Volatility pricing … is the rock really so steady
The expression ‘steady as a rock’ is associated with stability, steadfastness and reliability. The kinds of characteristics that fund managers like to co-opt into their firm names.
The Heisenberg uncertainty principle offers another perspective as it implies that even the most tangible of everyday objects, a rock for example, that you can clearly see, hold in your hands and study in detail has, at a subatomic level, a blurriness about it that makes it impossible to measure precisely. This vagueness seems jarringly at odds with our common perception of a rock as something we can be certain about.
In financial markets uncertainty is always present; it’s just the degree of it that varies. A widely followed market commentator observed this month that central banks have to “…navigate an unusually fluid economic, financial, institutional and political landscape”. In less eloquent terms … uncertainty is high.
What is jarringly at odds with this observation is that volatility implied by pricing in various option markets has dropped to record lows. For example, the CBOE Volatility Index (VIX), which measures future volatility expectations implied in the pricing of S&P equity index options, and a similar measure for US treasury volatility (MOVE) both hit record lows this month.
Much has been written to explain this abnormally low market pricing of volatility. The more widely cited possibilities include the global economic growth rebound, the rise of passive investing and extreme monetary policy forcing yield seekers to boost returns by selling options.

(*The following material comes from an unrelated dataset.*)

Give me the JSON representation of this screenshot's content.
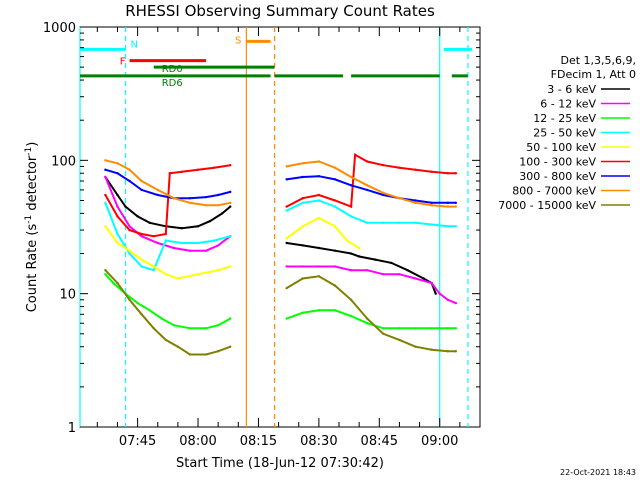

But perhaps it’s just that low volatility begets low volatility. This sort of self-reinforcing feedback loop results in option sellers, emboldened by the recent history of low volatility, being enticed into selling more options, which in turn reduces volatility further and generates profits for their short volatility strategies, in turn triggering yet more option selling. This dynamic typically works and works and works … until it doesn’t.
To understand this, behavioural finance studies of ‘recency bias’ are useful. They find that investors tend to overemphasise the importance of the most recent information at the expense of using broader data sets that would yield more balanced analysis. The evidence strongly suggests that decisions skewed by recency bias usually don’t turn out well.
And indeed, current levels of option prices seem more anchored to the recent history of benign market conditions than the potential for future uncertainty that they are supposed to reflect.
For investors with expertise in option markets, this represents a pricing inefficiency that can be exploited, not just to generate returns but also for defensive portfolio construction. Volatility strategies can be a very effective tool for fixed income managers who prioritise capital preservation.